Moins vous avez chauffé cet hiver, plus votre facture d’électricité va grimper cet été. Oui, vous avez bien lu.
Ça ressemble à une blague, et pourtant c’est exactement ce qui vous attend au 1er août 2026. L’hiver 2025-2026 a été particulièrement doux. Les Français ont moins allumé le chauffage. Logique, on respire pour le portefeuille.
Sauf que non. Cette baisse de consommation a creusé un trou de 231,6 millions d’euros dans les recettes du gestionnaire du réseau. Et ce trou, devinez qui le rebouche. Vous.
On vous explique ce mécanisme absurde que personne ne vous détaille jamais clairement.
Pourquoi un hiver clément finit par vous coûter plus cher
Commençons par le coupable. Sur votre facture, il y a une part discrète qui sert à payer les lignes, les transformateurs et les compteurs. On l’appelle le TURPE, le tarif d’acheminement. Il pèse environ 30 % de ce que vous payez chaque mois.
Et ce tarif vient d’être relevé. Selon la décision de la Commission de régulation de l’énergie, il grimpe de 3,04 % au 1er août 2026. Sur la facture totale, ça représente une hausse d’environ 1 %.
La raison est presque comique. Le réseau coûte à peu près la même chose à entretenir, que vous consommiez beaucoup ou peu.
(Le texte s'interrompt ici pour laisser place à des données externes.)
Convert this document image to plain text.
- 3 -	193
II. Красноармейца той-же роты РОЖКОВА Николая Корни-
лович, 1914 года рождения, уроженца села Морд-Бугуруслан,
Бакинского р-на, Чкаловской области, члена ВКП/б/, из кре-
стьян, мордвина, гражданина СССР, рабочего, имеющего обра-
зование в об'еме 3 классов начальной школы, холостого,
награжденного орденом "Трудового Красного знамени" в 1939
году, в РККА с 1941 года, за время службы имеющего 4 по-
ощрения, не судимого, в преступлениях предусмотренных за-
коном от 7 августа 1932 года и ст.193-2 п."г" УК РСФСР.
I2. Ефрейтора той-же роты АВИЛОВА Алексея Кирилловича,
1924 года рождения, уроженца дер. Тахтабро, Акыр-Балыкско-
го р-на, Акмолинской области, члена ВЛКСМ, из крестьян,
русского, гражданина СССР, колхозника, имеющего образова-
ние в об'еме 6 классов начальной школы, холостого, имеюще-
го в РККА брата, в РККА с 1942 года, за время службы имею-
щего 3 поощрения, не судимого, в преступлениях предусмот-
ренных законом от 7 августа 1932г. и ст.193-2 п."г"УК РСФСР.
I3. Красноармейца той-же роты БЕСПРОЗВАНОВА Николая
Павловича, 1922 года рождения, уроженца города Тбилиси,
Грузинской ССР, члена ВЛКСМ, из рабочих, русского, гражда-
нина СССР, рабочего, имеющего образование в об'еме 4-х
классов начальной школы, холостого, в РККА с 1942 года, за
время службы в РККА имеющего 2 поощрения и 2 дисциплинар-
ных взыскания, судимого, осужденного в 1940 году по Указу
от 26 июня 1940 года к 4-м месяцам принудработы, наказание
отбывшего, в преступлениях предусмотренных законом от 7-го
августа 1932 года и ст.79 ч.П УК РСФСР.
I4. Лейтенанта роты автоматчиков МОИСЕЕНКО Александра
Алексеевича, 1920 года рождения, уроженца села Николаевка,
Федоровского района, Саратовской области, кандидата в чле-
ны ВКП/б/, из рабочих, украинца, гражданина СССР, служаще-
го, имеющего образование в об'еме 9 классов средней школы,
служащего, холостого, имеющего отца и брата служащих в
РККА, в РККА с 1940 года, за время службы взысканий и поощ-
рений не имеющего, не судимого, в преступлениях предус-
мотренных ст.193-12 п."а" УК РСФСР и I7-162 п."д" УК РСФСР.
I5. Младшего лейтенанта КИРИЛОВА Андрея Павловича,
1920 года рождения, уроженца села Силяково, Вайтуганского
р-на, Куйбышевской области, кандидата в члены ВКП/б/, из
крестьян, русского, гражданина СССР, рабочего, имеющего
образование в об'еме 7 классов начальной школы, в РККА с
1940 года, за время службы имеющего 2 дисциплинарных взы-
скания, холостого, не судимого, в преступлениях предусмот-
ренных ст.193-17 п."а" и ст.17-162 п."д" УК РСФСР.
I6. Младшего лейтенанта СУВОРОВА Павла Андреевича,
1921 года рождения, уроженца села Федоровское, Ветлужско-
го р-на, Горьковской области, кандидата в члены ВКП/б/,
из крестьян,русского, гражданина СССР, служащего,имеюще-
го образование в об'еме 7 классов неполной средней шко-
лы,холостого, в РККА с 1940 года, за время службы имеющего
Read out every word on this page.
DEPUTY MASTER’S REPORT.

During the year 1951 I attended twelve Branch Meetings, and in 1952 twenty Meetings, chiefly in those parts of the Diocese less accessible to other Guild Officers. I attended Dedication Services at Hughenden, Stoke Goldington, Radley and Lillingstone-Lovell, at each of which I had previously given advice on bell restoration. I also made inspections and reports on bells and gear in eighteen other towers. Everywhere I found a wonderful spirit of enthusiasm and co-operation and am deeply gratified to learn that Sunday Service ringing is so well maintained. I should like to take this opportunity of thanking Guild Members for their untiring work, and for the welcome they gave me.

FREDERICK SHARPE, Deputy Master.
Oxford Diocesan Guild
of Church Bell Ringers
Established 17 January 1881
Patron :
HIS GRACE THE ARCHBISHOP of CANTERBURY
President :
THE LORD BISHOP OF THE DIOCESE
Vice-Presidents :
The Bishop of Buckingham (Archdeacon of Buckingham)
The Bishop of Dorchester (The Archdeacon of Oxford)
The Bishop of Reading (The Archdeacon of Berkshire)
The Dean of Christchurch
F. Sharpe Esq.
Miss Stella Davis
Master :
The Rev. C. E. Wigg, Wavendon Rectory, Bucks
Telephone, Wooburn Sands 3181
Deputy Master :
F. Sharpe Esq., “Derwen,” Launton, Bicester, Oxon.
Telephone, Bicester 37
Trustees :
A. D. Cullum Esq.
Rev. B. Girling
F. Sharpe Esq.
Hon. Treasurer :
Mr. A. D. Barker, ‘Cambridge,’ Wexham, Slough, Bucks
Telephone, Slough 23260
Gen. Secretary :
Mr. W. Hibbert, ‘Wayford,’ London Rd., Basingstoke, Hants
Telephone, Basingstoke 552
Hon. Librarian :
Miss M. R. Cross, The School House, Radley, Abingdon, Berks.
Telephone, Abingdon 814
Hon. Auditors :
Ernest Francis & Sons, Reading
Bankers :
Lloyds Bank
Quand tout le monde chauffe moins, le gestionnaire encaisse moins, mais ses dépenses ne bougent pas.
Le manque à gagner est donc reporté sur vous l’année suivante. Vous économisez en janvier, vous repayez en août.
Concrètement, combien ça va vous coûter ?
Rassurez-vous tout de suite : on ne parle pas d’un gouffre. La hausse reste modérée et dépend surtout de la taille de votre logement.
Pour un studio, comptez environ 7 euros de plus sur l’année. Pour une grande maison chauffée à l’électricité, la note grimpe jusqu’à 26 euros annuels. Pas de quoi vendre un rein, mais c’est le principe qui agace.
Cette augmentation concerne plus de 24 millions de foyers. Parmi eux, les 20,4 millions d’abonnés au Tarif Bleu d’EDF, plus tous ceux dont l’offre est indexée sur le tarif réglementé.
Et ce n’est pas fini. Un coût supplémentaire va alourdir vos factures à partir de novembre 2026, pour financer le système qui garde des centrales prêtes lors des pics de froid. Il s’appliquera à toutes les offres, sans exception. Changer de fournisseur ne vous en protégera pas. Le gaz suit la même pente : sa facture va aussi grimper chaque année jusqu’en 2028 pour des raisons tout aussi discrètes.
La parade : déplacer votre consommation pour payer moins
Face à ces hausses en cascade, EDF teste une piste qui pourrait tout changer pour les petits compteurs.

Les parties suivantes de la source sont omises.